“If you can put in a central line or a dialysis catheter, you can place a patient on ECMO”
- Dr. Zach Shinar
We have discussed ECMO-CPR, or ECLS, earlier. Those papers were on in-hospital cardiac arrests. Here’s a real world account from Sharp Memorial Hospital in San Diego where they use ECMO-CPR on out of hospital cardiac arrests if they meet the inclusion/exclusion criteria. And with good results.
Out of 9 people put on emergency V-A ECMO at the Sharp Memorial the last 18 months, 4 have left the hospital neurologically intact.
These 9 were patients were no other resuscitation effort worked. It’s easy to work out the survival rate of the control group. Small, but impressive numbers. And this was ECMO initiated in the ED, by emergency physicians and the ECMO pump run by a ED nurse specially trained in keeping the ECMO up and running until the perfusionists get to the hospital.
Dr. Swandon of the excellent EM:Rap blog did an interview with Dr. Shinar who works at Sharp Memorial ED: “You don’t have time to wait for the whole perfusion team. This is emergency ECMO by emergency doctors and nurses.”
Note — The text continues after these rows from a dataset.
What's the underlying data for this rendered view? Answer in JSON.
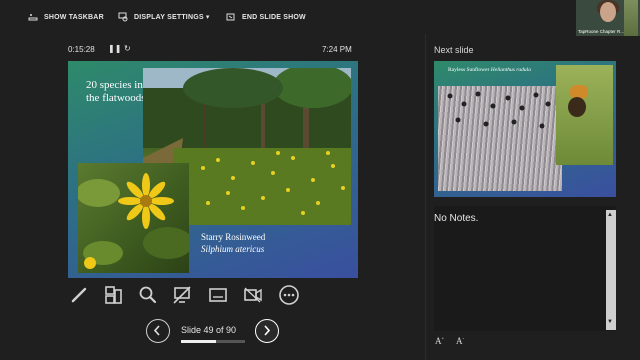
{
  "topbar": {
    "show_taskbar": "SHOW TASKBAR",
    "display_settings": "DISPLAY SETTINGS ▾",
    "end_slide_show": "END SLIDE SHOW",
    "video_caption": "TapRoone Chapter R..."
  },
  "presenter": {
    "timer": "0:15:28",
    "pause_icon": "❚❚",
    "restart_icon": "↻",
    "clock": "7:24 PM"
  },
  "current_slide": {
    "title": "20 species in the flatwoods",
    "caption_common": "Starry Rosinweed",
    "caption_latin": "Silphium atericus"
  },
  "tools": [
    "pen-icon",
    "see-all-slides-icon",
    "zoom-icon",
    "black-screen-icon",
    "subtitles-icon",
    "camera-off-icon",
    "more-options-icon"
  ],
  "navigation": {
    "slide_counter": "Slide 49 of 90",
    "progress": 0.544
  },
  "next_slide": {
    "label": "Next slide",
    "common": "Rayless Sunflower",
    "latin": "Helianthus radula"
  },
  "notes": {
    "text": "No Notes.",
    "increase_font": "A",
    "decrease_font": "A"
  },
  "colors": {
    "background": "#1f1f1f",
    "slide_gradient_start": "#2e8a6a",
    "slide_gradient_end": "#3a4fa0"
  }
}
Dr. Shinar believes that getting an ECMO machine up and running on a critical patient isn’t as complicated as one might think. Apparently, even emergency docs can do it. The important thing is to have the necessary back-up services close at hand to take patients to definitive therapy.
“If you can put in a central line or a dialysis catheter, you can place a patient on ECMO.” It might be that simple to get the ECMO lines in, but you’ll need a little more than that to be able to get the ECMO circuit up and running and to be able to trouble-shoot common problems. But I agree: ECMO sounds a lot more fancy and complicated than it really is. Basically, V-A ECMO is a rotary pump that sucks blood out of the patient’s vena cava, pumps it over a gas exchange membrane and then back into the patients aorta. It’s just a rotary pump with an oxygenator. The ECMO machines even have a back-up hand crank that lets you circulate the blood manually if needed.
So, it should be possible to get a patient started on rescue ECMO in a non-specialised hospital, provided you have a destination. Definitive therapy is a key step here. ECMO doesn’t save any one – it buys time. You need to have an exit strategy even before switching on that ECMO pump. So you need to adhere to strict inclusion/exclusion criteria. Emergency ECMO is not for every patient.
Here’s the short version of Sharp Memorial’s protocol for ED ECMO:
•Persistent cardiopulmonary arrest despite traditional resuscitative efforts
•Shock (SBP<70 mmHg) refractory to standard therapies
•Initial rhythm asystole
•Chest compresions not initiated within 10 min of arrest (either bystander or EMS personnel)
•Estimated EMS transport time > 10 min
•Total arrest time > 60 min
•Suspicion of shock due to sepsis or hemorrhage
•Pre-existing sever neurological disease prior to arrest (including traumatic brain injury, stroke, or severe dementia)
Dr. Swadron echoes my thoughts on this: “The ethical dimensions of all of this are enormous. In fact, we worried a little bit about running the [Dr. Shinar] interview on EM:RAP because we felt that many in our audience would think this is a bit unrealistic and raises the bar too high. But upon reflection, this is precisely where our specialty is heading: aggressive reanimation of those patients that still have a meaningful quality of life ahead of them. How this technology is applied is going to be controversial, but if we don’t forge the way ourselves, others may take the initiative from us.”
I’ve been thinking the same thing. I see a huge potential for ECMO, also in out-of-hospital critical care patients coming into our ED’s. Acute, severe, but reversable lung or heart failure can be effectively managed with ECMO. But I’ve been a little uncomfortable saying it out loud. Afraid to be seen as disconnencted and unrealistic. On the other hand, medicine would’ve gotten nowhere without people believing in new treatments and pushing to get them into service. With the new, simpler to use machines and the improved heparin coated ciruits that takes away the need for full heparinisation and the bleeding complications that follows, ECMO seems ready for prime time. Cardiac arrest is the most extreme form of acute, severe and often reversible heart failure. The patient needs to have his circulation restored immediately to save vital organs, especially the brain. ECMO does that. ECMO buys you time. Time to figure out the definitive treatment, and time to get the patient there.
I’ve seen enough young patients in cardiac arrest die because we couldn’t get them to stay in a viable rythm, or even if they got to the PCI lab and got the occlusion open, the (reversible) heart stunning was so bad they didn’t survive. With a little help from V-A ECMO, these people could’ve been helped through the acute setting until their own heart was ready to take over.
So go read the article and listen to the interview. Intense stuff.
All I can say is that I want a service like that in my hospital.